When Not to Answer Difficult Questions

Have you ever been asked a difficult question and weren’t sure how to answer? Should you walk away or should you wade in?

Being a pastor I find that I get asked a lot of difficult questions. Some questions are heart-breaking like, “Will I go to hell for being divorced?” (In case you’re wondering…No.)

Other questions are of a more historical or cultural nature about something they read in the Bible. Then there are more difficult ones like… “Why did God allow _____ to happen?”

The church that I have the privilege of pastoring has many people who are new to faith. I love it! These new Christians ask me still another type of question. Their questions come because culture isn’t nurturing to their new faith. Instead culture seems determined to stamp it out with questions. Someone will ask this person with new faith a “question” which eventually finds its way back to me.

It usually starts with, “What do you say to someone who says…”
…the Bible was written by people so you can’t trust it
…God hates gay people
…I can’t believe a loving God would ________
…etc.

I think people confuse me with an arsenal. It feels at times people are looking for ammunition to defend their newly found faith. They want a sound bite to fire back at the cynic.

My answer to “What do you say to someone who says…” is always, “It depends.”

Are you being asked this question because someone wants to have a sincere conversation about faith or because they are trying to shut the conversation down?

If the question was asked to shut the conversation down you’re wasting your time. It doesn’t matter how brilliant your answer is. Their mind is already made up and you won’t find a silver bullet that will change it.

You are wasting your energy and maybe even hurting your relationship trying to argue with someone who has closed their mind. It’s kind of like giving your grandmother’s pearls to the pigs. They have no use for something so valuable (Matt. 7:6).

Faith isn’t just a rational proposition.

Sure, faith is supported by history, archeology, and philosophy, but it’s more than just logic. We are to love God with more than just our mind. We are to also love him with our heart and soul. Often someone’s wounded heart is what’s keeping their mind closed to faith.

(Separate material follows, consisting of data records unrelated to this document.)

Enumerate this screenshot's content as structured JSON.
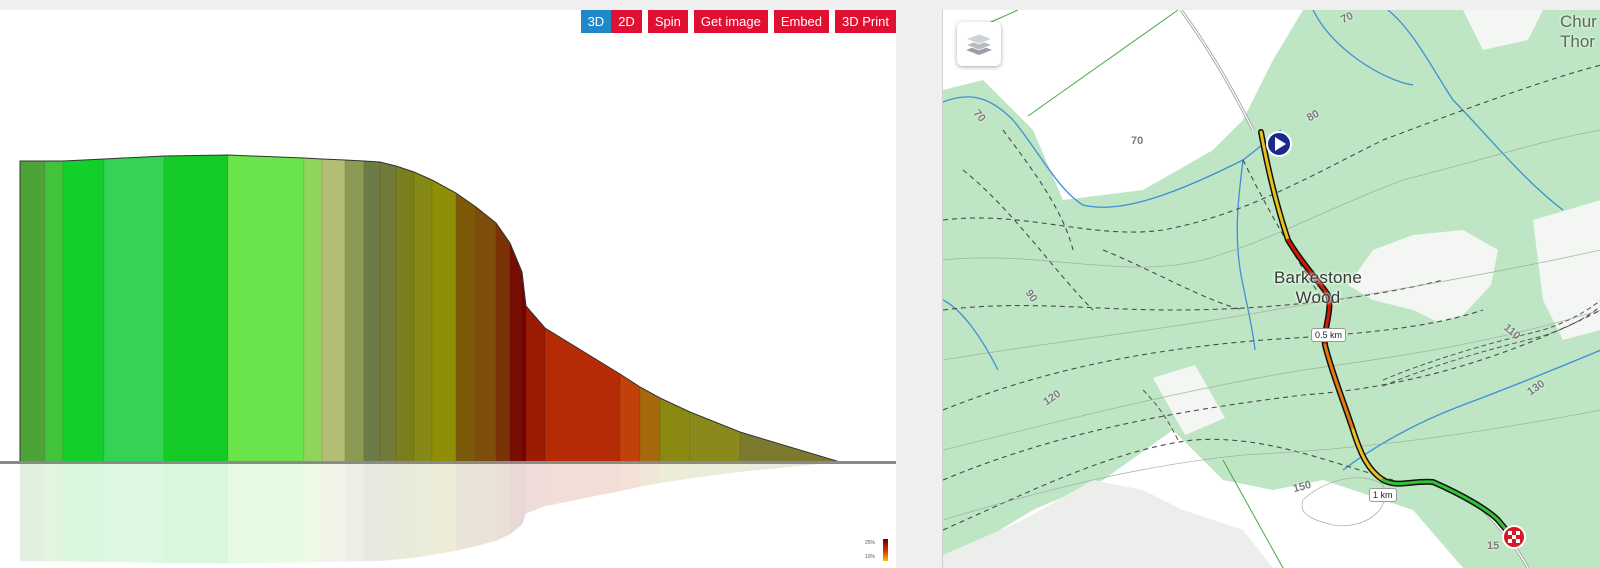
{
  "toolbar": {
    "view_3d": "3D",
    "view_2d": "2D",
    "spin": "Spin",
    "get_image": "Get image",
    "embed": "Embed",
    "print_3d": "3D Print"
  },
  "gradient_legend": {
    "top": "25%",
    "bottom": "10%"
  },
  "map": {
    "wood_name": "Barkestone\nWood",
    "corner_label": "Chur\nThor",
    "distance_markers": [
      "0.5 km",
      "1 km"
    ],
    "contours": [
      "70",
      "70",
      "70",
      "80",
      "90",
      "110",
      "120",
      "130",
      "150",
      "15"
    ]
  },
  "colors": {
    "button": "#e01033",
    "button_active": "#1e88c9",
    "woodland": "#bfe6c4",
    "water": "#3f8fd6"
  }
}
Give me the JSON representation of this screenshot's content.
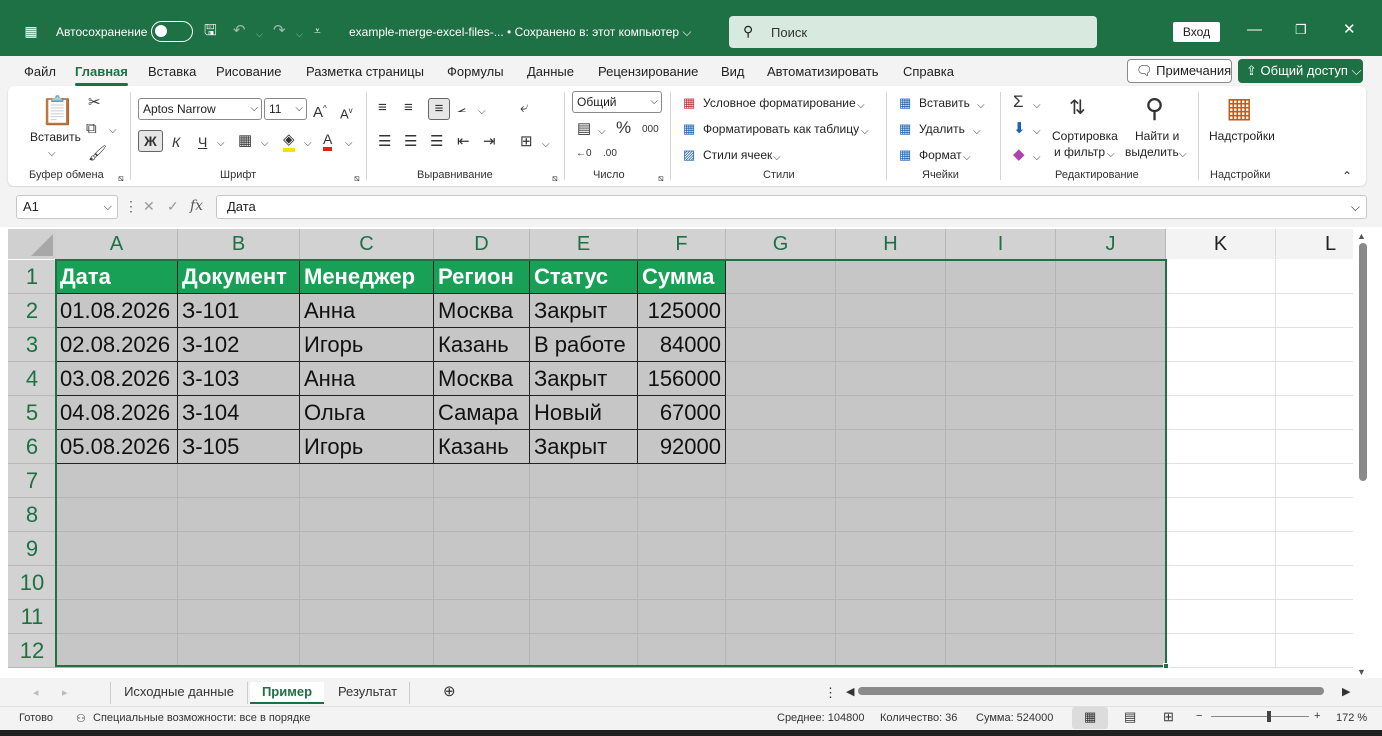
{
  "title_bar": {
    "autosave_label": "Автосохранение",
    "doc_title": "example-merge-excel-files-... • Сохранено в: этот компьютер ⌵",
    "search_placeholder": "Поиск",
    "signin_label": "Вход"
  },
  "menu": {
    "tabs": [
      "Файл",
      "Главная",
      "Вставка",
      "Рисование",
      "Разметка страницы",
      "Формулы",
      "Данные",
      "Рецензирование",
      "Вид",
      "Автоматизировать",
      "Справка"
    ],
    "active_tab": "Главная",
    "notes_label": "Примечания",
    "share_label": "Общий доступ"
  },
  "ribbon": {
    "clipboard": {
      "paste_label": "Вставить",
      "group_label": "Буфер обмена"
    },
    "font": {
      "font_name": "Aptos Narrow",
      "font_size": "11",
      "bold": "Ж",
      "italic": "К",
      "underline": "Ч",
      "group_label": "Шрифт"
    },
    "alignment": {
      "group_label": "Выравнивание"
    },
    "number": {
      "format": "Общий",
      "group_label": "Число"
    },
    "styles": {
      "conditional": "Условное форматирование",
      "as_table": "Форматировать как таблицу",
      "cell_styles": "Стили ячеек",
      "group_label": "Стили"
    },
    "cells": {
      "insert": "Вставить",
      "delete": "Удалить",
      "format": "Формат",
      "group_label": "Ячейки"
    },
    "editing": {
      "sort_line1": "Сортировка",
      "sort_line2": "и фильтр",
      "find_line1": "Найти и",
      "find_line2": "выделить",
      "group_label": "Редактирование"
    },
    "addins": {
      "label": "Надстройки",
      "group_label": "Надстройки"
    }
  },
  "formula_bar": {
    "name_box": "A1",
    "fx": "fx",
    "content": "Дата"
  },
  "grid": {
    "columns": [
      "A",
      "B",
      "C",
      "D",
      "E",
      "F",
      "G",
      "H",
      "I",
      "J",
      "K",
      "L"
    ],
    "rows": [
      "1",
      "2",
      "3",
      "4",
      "5",
      "6",
      "7",
      "8",
      "9",
      "10",
      "11",
      "12"
    ],
    "table": [
      [
        "Дата",
        "Документ",
        "Менеджер",
        "Регион",
        "Статус",
        "Сумма"
      ],
      [
        "01.08.2026",
        "З-101",
        "Анна",
        "Москва",
        "Закрыт",
        "125000"
      ],
      [
        "02.08.2026",
        "З-102",
        "Игорь",
        "Казань",
        "В работе",
        "84000"
      ],
      [
        "03.08.2026",
        "З-103",
        "Анна",
        "Москва",
        "Закрыт",
        "156000"
      ],
      [
        "04.08.2026",
        "З-104",
        "Ольга",
        "Самара",
        "Новый",
        "67000"
      ],
      [
        "05.08.2026",
        "З-105",
        "Игорь",
        "Казань",
        "Закрыт",
        "92000"
      ]
    ]
  },
  "sheets": {
    "tabs": [
      "Исходные данные",
      "Пример",
      "Результат"
    ],
    "active": "Пример"
  },
  "status": {
    "ready": "Готово",
    "accessibility": "Специальные возможности: все в порядке",
    "average": "Среднее: 104800",
    "count": "Количество: 36",
    "sum": "Сумма: 524000",
    "zoom": "172 %"
  },
  "colors": {
    "accent": "#1e7045",
    "table_header": "#18a056",
    "selection": "#c6c6c6"
  }
}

Before we seek to respond we should first ask ourselves if we are being asked a question or being questioned. A wise person can tell the difference. If you are being asked a sincere question from someone who is exploring faith but they are getting hung up because of a few strange passages then there are answers worth talking about.

But if you are being questioned it’s best to respond as Jesus often did and say nothing. Jesus remained silent not because he didn’t know the answer, but because he knew they really didn’t care about the answer.

The next time you find yourself wondering, “What do I say to someone who says…” Ask yourself another question, “Am I being asked a question or being questioned?” The answer to that question determines whether you should walk away and preserve the relationship, or wade in and help someone on their faith journey.